How to calculate contribution per unit

Contribution per unit is the residual profit left on the sale of one unit, after all variable expenses have been subtracted from the related revenue. This information is useful for determining the minimum possible price at which to sell a product. In essence, never go below a contribution per unit of zero; you would otherwise lose money with every sale. The only conceivable reason for selling at a price that generates a negative contribution margin is to deny a sale to a competitor.

To calculate the contribution per unit, summarize all revenue for the product in question and subtract all variable costs from these revenues to arrive at the total contribution margin, and then divide by the number of units produced or sold to arrive at the contribution per unit. Thus, the calculation of contribution per unit is:

(Total revenues - Total variable costs) ÷ Total units = Contribution per unit

When only one product is being sold, the concept can also be used to estimate the number of units that must be sold so that a business as a whole can break even. For example, if a business has $10,000 of fixed costs and each unit sold generates a contribution margin of $5, the company must sell 2,000 units in order to break even. However, if there are many products with a variety of different contribution margins, this analysis can be quite difficult to perform.

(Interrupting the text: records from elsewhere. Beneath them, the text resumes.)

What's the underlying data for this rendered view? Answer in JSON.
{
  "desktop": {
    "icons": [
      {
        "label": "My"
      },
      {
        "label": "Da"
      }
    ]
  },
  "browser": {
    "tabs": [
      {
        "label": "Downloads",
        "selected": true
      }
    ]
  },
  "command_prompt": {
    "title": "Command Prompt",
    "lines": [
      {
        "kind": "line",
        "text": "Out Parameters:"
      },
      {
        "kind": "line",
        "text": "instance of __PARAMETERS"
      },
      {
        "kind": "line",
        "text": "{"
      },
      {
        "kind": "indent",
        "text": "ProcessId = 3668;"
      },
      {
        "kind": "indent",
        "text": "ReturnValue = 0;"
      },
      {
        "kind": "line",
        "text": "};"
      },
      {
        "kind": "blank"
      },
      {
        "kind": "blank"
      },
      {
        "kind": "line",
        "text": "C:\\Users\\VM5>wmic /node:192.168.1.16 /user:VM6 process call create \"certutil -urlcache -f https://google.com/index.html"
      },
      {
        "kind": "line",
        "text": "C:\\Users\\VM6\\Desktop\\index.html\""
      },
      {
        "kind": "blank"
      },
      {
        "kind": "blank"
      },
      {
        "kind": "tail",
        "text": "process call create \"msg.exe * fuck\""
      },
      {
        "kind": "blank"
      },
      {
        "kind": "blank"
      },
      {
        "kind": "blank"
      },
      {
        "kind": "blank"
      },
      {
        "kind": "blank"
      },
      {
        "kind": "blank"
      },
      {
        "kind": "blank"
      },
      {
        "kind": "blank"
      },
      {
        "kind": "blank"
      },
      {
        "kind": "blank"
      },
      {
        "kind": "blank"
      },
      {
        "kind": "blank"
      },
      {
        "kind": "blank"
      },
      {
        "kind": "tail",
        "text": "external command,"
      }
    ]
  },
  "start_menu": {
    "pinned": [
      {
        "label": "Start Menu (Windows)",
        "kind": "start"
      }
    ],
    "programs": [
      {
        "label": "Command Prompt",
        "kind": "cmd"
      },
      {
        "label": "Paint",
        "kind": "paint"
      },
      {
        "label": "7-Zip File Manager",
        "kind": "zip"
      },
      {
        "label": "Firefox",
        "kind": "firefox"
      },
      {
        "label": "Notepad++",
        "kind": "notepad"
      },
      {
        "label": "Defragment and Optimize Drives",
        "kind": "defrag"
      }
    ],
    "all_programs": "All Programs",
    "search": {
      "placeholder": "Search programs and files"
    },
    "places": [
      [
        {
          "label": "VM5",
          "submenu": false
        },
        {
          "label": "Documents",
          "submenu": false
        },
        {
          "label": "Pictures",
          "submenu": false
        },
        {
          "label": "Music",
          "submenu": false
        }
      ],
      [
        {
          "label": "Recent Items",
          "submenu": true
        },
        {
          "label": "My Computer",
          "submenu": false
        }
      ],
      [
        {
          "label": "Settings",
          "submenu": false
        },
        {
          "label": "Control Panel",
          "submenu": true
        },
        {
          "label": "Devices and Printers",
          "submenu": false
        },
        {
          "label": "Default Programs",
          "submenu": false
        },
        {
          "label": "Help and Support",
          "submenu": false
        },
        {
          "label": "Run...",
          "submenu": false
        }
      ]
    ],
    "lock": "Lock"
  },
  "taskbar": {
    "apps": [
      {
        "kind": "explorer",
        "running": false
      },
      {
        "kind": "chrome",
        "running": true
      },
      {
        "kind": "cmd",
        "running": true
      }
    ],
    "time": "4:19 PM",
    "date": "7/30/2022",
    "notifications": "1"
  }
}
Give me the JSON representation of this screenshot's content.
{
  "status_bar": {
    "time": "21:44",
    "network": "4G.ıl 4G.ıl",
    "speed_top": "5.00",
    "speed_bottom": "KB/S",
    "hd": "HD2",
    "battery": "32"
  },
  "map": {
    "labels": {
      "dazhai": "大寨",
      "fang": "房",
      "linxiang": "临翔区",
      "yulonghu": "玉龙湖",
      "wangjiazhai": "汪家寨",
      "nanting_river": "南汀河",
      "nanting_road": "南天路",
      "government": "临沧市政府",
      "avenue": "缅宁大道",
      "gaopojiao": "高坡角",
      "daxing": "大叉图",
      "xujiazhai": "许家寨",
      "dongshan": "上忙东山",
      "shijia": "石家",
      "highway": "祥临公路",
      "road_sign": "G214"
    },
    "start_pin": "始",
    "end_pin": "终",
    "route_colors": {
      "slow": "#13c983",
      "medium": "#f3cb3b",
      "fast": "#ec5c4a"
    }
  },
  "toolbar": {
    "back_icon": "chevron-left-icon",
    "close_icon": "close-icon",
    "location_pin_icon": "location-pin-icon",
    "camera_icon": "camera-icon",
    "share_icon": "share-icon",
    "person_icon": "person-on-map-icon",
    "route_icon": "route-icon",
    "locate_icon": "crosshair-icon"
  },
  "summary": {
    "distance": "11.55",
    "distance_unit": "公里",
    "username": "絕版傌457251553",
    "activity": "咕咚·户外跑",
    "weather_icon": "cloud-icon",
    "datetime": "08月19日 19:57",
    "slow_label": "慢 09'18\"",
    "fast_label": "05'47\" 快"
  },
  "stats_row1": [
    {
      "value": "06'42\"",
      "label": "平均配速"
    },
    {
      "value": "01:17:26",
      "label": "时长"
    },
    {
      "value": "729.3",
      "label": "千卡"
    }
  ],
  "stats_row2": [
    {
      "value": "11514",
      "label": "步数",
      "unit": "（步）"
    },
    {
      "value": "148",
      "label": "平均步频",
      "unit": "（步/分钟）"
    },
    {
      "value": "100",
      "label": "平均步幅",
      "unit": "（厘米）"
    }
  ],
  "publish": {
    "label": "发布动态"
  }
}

The key component of the contribution per unit calculation that can cause difficulty is the variable cost. This should only include those costs that vary directly with revenues. Thus, it should not include any overhead cost, and should rarely include direct labor costs. Typically, variable costs are only comprised of direct materials, any supplies that would not be consumed if the products were not manufactured, commissions, and piece rate wages.

As an example of contribution per unit, ABC International has generated $20,000 of revenues in the most recent accounting period from sales of its purple widget. There are $14,000 of variable costs associated with these revenues, which means that the overall contribution margin for the purple widget was $6,000. Since ABC sold 500 purple widgets, the contribution per unit was $12 (calculated as $6,000 contribution margin ÷ 500 units sold).